1. Schedulers; schedulers manage job dependencies, resource dependencies, scheduled submissions, and some form of job lifecycle and execution management. Quartz, Flux, and other such open source schedulers provide time-based scheduling and some form of dependency management. Tivoli Workload Scheduler, Control-M, Zeke, and other schedulers however provide more scheduling features and are typical products found at bigger customer shops. These shops have built complete batch infrastructures around the scheduler including security models, auditing mechanisms, archiving, and so on.
2. Batch Execution Environments (BEE); they host batch application containers, and provide features like: transaction management, checkpointing, recoverability, security management, connection management, scalability, high availability, output processing, and so on; the inherent qualities of service and integration with existing schedulers are provided by the BEE. XD Compute Grid Delivers a BEE.

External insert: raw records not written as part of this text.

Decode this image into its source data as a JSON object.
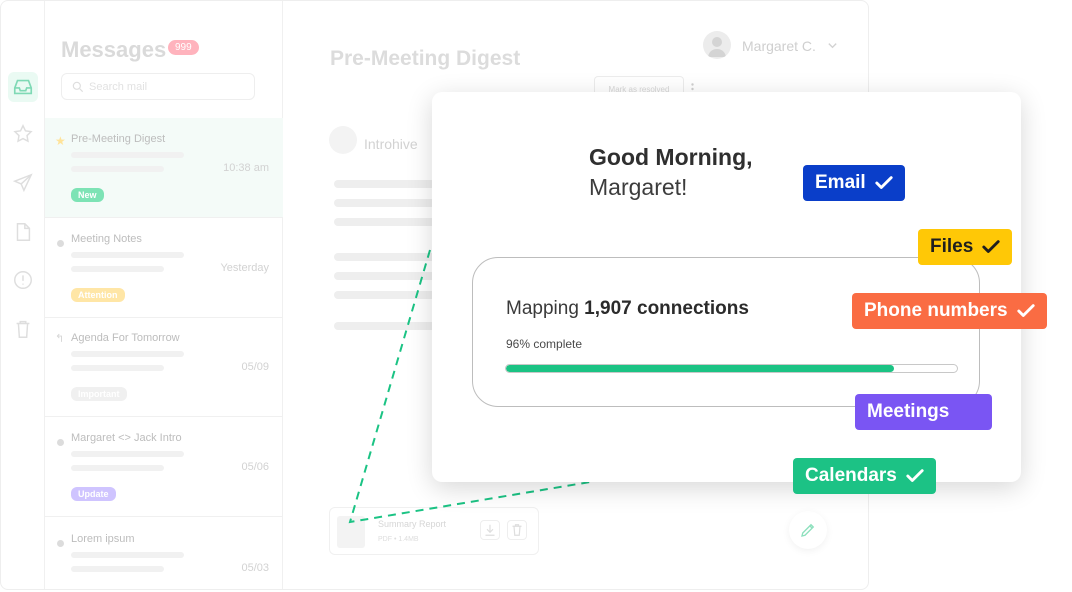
{
  "messages_panel": {
    "title": "Messages",
    "unread_count": "999",
    "search_placeholder": "Search mail",
    "items": [
      {
        "subject": "Pre-Meeting Digest",
        "time": "10:38 am",
        "tag": "New",
        "tag_color": "#7de3b5"
      },
      {
        "subject": "Meeting Notes",
        "time": "Yesterday",
        "tag": "Attention",
        "tag_color": "#ffe6a6"
      },
      {
        "subject": "Agenda For Tomorrow",
        "time": "05/09",
        "tag": "Important",
        "tag_color": "#f0f0f0"
      },
      {
        "subject": "Margaret <> Jack Intro",
        "time": "05/06",
        "tag": "Update",
        "tag_color": "#cfc4ff"
      },
      {
        "subject": "Lorem ipsum",
        "time": "05/03"
      }
    ]
  },
  "main": {
    "title": "Pre-Meeting Digest",
    "user_name": "Margaret C.",
    "resolve_label": "Mark as resolved",
    "sender": "Introhive",
    "attachment": {
      "name": "Summary Report",
      "meta": "PDF • 1.4MB"
    }
  },
  "card": {
    "greeting": "Good Morning,",
    "name": "Margaret!",
    "mapping_prefix": "Mapping",
    "mapping_count": "1,907 connections",
    "percent_text": "96% complete",
    "progress_fraction": 0.86
  },
  "tags": [
    {
      "label": "Email",
      "color": "#0a3ec9",
      "checked": true
    },
    {
      "label": "Files",
      "color": "#ffc806",
      "checked": true
    },
    {
      "label": "Phone numbers",
      "color": "#fa6c43",
      "checked": true
    },
    {
      "label": "Meetings",
      "color": "#7a55f3",
      "checked": false
    },
    {
      "label": "Calendars",
      "color": "#1cc285",
      "checked": true
    }
  ],
  "colors": {
    "accent": "#1bc384",
    "connector": "#1bc384"
  }
}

3. Batch Application Containers provide a well-formed invocation model for the business logic. The container manages the lifecycle of the application and gives control to the underlying transaction manager, security manager, etc as needed. XD Compute delivers a batch application container. I would argue that Spring Batch is a Batch application container too. Spring Batch doesn’t provide a transaction manager, security manager, explicit high availability, and so on, but it does allow them to be injected into the container and therefore available to the application.

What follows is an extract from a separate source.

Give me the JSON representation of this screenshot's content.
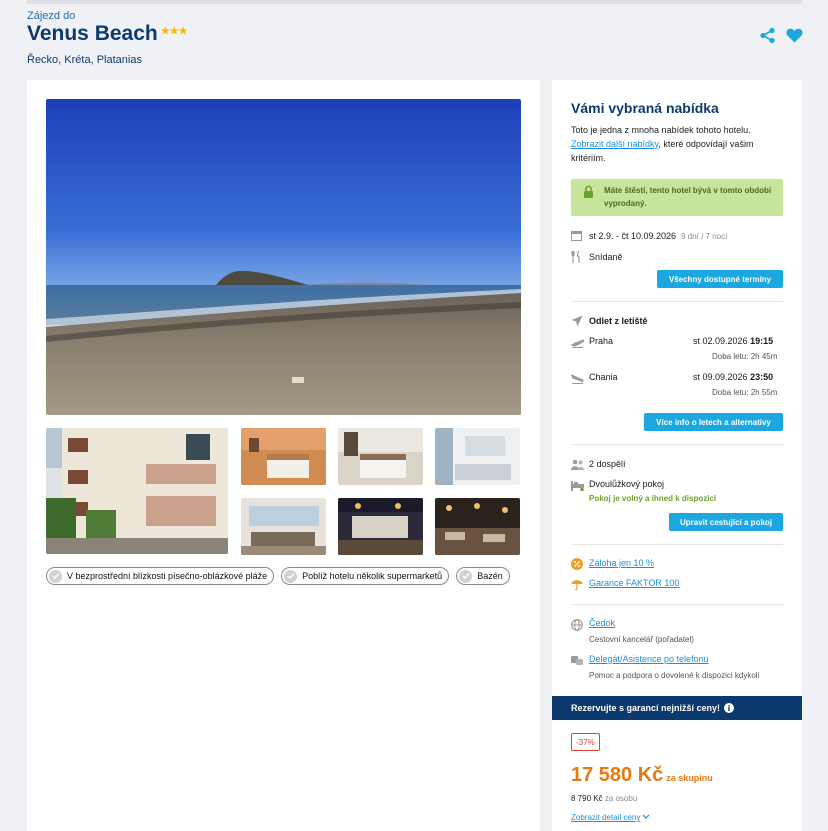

4. Batch Applications that implement the actual business logic and run within a batch application container. Nothing special to discuss right now, perhaps portability among containers in the future"
Thanks,
Snehal Antani
Parag Teredesai says:
Added on December 16th, 2007 at 6:29 pmWhen I started work on a batch application one of the things I debated was whether we "NEED" to run in a J2EE container.
What is your view on this?
Some points to consider:
1)Most J2EE is geared towards online apps where the attempt is to use 'N' resource connections to handle demand which is many times 'N'…so we generally write/use code to getConnection to resource use it and as quickly as possible return it to the pool
In batch perhaps its more efficient to grab the N connections or so and use them for the life of the application ?
2) For J2EE We let container handle threading and scaling.
In batch we control scaling by changing configuration….before the run starts….if the batch size is larger…we start with more threads, nore connections upfront for example…
Obviously this is far from exhaustive list…but what are the thoughts on this and other strategies?